Neno mengangguk kuat. Tatapannya memantulkan tekadnya untuk sekuat tenaga menepati janjinya.

"Dan cari dokter gigi," celetuk Uni.

Mereka bertiga tertawa terkikik-kikik. Di bawah sinar rembulan, di tengah dinginnya malam, ketiga anak itu berjanji dengan menyentuhkan ibu jari mereka, seperti yang dulu selalu mereka lakukan. Kemudian Neno membalikkan tubuhnya. Dengan diikuti tatapan Rian dan Uni, dia berlari kencang menembus ilalang yang menutupi sebagian besar jalan setapak. Di kanan-kirinya, deretan nisan berbaris, seperti pagar betis yang menghantar kepergian Neno ke luar area pemakaman umum, menuju kehidupan baru. Kehidupan yang dia tak tahu akan seperti apa.

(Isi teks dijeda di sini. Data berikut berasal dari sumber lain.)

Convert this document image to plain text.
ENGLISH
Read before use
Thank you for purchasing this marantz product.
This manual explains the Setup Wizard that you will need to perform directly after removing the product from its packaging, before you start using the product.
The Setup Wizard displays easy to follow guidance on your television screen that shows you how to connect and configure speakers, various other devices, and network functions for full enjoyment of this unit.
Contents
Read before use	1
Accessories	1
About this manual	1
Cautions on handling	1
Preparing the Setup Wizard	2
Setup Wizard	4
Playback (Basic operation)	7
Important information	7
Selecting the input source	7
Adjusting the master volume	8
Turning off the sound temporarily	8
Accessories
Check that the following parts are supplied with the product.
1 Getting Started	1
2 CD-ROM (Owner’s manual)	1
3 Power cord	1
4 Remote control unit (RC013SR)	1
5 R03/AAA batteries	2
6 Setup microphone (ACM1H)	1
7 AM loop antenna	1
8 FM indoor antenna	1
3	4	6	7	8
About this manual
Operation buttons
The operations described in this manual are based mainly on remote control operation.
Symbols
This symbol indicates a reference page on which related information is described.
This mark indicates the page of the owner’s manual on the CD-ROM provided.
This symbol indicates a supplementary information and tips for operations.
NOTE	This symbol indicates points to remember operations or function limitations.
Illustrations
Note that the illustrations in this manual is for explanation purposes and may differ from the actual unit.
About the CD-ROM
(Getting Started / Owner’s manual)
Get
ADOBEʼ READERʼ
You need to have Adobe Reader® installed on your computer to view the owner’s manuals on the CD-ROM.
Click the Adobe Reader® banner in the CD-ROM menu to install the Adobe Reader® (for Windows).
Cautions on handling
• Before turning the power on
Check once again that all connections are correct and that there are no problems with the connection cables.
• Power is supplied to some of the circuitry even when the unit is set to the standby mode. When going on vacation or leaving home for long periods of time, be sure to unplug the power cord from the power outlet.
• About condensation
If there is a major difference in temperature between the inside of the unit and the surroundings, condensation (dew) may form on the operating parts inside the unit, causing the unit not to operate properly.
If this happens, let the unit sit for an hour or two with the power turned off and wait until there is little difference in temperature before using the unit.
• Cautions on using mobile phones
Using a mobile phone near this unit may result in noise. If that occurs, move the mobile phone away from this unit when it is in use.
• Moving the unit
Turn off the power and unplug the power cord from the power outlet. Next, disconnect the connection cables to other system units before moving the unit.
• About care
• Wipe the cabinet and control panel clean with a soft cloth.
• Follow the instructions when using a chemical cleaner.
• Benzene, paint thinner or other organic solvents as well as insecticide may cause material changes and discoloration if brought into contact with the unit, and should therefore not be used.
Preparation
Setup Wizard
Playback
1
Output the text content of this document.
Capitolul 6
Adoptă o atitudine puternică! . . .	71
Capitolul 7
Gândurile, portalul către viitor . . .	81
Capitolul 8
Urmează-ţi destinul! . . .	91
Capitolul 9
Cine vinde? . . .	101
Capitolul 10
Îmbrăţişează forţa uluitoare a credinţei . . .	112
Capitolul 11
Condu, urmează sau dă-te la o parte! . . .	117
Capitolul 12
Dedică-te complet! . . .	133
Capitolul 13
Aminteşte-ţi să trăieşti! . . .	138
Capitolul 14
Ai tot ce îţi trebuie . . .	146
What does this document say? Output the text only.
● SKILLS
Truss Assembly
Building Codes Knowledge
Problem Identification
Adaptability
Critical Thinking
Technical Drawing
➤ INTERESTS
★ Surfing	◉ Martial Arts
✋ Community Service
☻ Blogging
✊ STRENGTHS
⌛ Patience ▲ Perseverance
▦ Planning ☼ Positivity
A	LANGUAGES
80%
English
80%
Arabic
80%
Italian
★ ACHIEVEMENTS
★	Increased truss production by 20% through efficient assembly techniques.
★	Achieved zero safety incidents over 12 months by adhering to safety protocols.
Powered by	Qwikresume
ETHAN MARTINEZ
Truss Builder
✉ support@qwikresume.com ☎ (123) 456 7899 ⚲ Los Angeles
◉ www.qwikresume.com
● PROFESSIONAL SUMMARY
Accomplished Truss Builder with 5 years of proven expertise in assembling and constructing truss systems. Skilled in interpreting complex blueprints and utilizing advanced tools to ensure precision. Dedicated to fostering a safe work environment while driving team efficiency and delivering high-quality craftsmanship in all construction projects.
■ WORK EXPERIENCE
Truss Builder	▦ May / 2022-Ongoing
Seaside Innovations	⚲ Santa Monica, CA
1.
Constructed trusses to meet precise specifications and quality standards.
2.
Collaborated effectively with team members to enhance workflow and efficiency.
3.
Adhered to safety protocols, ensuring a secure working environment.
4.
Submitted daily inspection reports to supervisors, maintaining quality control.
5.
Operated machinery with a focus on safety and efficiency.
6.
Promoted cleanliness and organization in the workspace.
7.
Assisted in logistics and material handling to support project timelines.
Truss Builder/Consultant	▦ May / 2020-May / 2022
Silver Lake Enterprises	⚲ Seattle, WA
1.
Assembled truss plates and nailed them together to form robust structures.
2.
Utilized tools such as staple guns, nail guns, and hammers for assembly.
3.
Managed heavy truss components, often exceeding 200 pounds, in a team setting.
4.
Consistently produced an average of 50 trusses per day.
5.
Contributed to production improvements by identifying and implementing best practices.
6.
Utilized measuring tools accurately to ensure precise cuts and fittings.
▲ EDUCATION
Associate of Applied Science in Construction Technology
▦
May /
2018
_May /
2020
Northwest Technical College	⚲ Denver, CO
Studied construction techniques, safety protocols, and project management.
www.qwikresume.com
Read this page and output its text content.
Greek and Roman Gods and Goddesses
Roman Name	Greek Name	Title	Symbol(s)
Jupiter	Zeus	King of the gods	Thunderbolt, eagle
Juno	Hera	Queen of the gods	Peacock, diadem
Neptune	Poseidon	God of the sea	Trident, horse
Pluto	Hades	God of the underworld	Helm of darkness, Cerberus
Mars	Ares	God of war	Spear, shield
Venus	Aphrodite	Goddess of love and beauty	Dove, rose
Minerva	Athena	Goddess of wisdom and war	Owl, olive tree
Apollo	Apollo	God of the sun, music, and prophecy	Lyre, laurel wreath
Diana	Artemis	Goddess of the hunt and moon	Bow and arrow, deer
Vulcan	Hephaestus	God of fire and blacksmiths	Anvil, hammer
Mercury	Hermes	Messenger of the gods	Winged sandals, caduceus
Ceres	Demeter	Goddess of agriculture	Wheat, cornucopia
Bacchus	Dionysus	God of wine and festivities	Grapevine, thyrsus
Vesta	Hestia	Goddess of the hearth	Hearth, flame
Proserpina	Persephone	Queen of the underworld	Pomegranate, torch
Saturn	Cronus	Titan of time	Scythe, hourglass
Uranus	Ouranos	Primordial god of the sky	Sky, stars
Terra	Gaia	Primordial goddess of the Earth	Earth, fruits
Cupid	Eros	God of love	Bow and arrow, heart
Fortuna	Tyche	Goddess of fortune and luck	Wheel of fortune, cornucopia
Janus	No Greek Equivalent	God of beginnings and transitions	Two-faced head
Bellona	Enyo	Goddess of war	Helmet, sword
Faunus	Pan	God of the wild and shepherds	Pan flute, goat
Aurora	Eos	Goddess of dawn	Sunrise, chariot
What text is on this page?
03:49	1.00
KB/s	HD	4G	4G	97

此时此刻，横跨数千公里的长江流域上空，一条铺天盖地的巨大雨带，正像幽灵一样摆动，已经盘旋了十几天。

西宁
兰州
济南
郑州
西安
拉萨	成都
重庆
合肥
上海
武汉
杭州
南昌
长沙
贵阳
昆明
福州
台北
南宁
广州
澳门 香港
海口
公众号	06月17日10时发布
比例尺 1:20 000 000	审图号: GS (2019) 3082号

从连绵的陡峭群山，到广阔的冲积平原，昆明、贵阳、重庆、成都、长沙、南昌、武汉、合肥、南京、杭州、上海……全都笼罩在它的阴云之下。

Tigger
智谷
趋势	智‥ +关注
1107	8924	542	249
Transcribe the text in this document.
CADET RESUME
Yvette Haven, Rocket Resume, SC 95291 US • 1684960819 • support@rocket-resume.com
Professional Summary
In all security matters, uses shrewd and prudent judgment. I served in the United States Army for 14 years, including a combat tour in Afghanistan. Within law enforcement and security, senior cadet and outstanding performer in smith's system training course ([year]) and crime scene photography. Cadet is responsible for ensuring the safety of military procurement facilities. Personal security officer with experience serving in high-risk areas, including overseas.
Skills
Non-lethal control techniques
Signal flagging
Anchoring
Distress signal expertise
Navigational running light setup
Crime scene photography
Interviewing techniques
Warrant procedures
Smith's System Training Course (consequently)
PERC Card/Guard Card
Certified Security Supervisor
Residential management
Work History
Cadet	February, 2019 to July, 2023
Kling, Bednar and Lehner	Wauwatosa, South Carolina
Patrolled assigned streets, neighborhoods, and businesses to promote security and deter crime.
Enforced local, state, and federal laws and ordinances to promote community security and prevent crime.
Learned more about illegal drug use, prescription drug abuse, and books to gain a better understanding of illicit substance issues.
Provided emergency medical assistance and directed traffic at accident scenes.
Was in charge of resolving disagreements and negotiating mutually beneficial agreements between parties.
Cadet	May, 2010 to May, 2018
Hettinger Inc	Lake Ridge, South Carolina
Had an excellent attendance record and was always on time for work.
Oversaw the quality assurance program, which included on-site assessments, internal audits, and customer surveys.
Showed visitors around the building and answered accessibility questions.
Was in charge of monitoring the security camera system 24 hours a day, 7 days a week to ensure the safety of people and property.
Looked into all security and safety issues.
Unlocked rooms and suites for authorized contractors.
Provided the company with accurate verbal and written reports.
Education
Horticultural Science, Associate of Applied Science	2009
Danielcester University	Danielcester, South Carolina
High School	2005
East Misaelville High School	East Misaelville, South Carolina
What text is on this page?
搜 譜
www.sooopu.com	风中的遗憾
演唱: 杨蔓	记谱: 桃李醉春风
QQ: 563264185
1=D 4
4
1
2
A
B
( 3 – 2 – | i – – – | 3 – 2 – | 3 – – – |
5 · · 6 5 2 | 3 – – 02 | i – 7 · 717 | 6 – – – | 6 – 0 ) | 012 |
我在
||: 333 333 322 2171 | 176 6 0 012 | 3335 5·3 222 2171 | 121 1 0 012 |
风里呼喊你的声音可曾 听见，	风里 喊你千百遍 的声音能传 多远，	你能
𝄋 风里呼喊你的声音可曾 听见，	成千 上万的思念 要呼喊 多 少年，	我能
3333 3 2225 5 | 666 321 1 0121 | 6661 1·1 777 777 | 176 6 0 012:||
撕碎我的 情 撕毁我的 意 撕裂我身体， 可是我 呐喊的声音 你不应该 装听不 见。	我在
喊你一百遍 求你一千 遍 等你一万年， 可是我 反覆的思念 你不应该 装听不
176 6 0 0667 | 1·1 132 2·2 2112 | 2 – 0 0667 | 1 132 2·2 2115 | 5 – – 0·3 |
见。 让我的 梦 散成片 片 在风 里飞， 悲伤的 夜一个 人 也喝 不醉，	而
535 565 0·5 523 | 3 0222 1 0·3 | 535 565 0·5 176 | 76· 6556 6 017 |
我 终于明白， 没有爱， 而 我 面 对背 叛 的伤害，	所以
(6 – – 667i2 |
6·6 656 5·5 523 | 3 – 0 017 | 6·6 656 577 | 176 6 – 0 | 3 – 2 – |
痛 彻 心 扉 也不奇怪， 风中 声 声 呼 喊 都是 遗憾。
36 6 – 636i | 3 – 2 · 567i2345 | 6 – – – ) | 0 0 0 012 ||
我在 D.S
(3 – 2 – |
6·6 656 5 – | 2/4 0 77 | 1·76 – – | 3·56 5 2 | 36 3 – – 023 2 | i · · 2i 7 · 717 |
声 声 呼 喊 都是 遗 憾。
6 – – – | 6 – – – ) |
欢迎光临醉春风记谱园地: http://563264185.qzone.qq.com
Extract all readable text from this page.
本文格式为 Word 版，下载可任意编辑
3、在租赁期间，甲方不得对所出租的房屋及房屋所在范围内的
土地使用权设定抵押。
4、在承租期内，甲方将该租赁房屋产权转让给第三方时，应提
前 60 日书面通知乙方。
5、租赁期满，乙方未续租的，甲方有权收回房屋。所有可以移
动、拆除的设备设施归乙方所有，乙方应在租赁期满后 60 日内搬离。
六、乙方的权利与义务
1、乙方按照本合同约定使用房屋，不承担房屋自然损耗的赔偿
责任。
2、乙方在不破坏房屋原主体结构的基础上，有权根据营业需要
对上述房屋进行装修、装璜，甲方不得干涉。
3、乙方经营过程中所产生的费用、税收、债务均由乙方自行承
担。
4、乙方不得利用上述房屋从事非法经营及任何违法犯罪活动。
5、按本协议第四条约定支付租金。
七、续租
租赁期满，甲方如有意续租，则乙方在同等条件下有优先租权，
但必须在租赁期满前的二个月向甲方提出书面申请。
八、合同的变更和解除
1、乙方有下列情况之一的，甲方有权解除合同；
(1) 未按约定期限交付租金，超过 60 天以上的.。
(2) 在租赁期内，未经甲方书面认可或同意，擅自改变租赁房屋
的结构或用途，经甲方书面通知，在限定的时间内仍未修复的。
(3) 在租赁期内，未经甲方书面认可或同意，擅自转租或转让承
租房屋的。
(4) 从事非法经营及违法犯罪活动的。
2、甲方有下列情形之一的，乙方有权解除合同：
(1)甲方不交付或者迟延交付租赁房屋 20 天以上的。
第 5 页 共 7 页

Rian dan Uni tersenyum puas. Akhirnya, mereka berhasil meyakinkan Neno untuk pergi. Harus malam ini, tidak bisa ditunda lagi. Karena Rian dan Uni, dari alam tempat mereka berdiam, tahu apa yang akan segera terjadi di rumah. Rian dan Uni sudah melihat bakal adik mereka, kecil bersemayam di perut ibu. Neno belum tahu. Kalau dia tahu, dia pasti takkan mau pergi. Dan jika dia tidak pergi, Rian dan Uni tahu bahwa dia akan segera bergabung dengan mereka.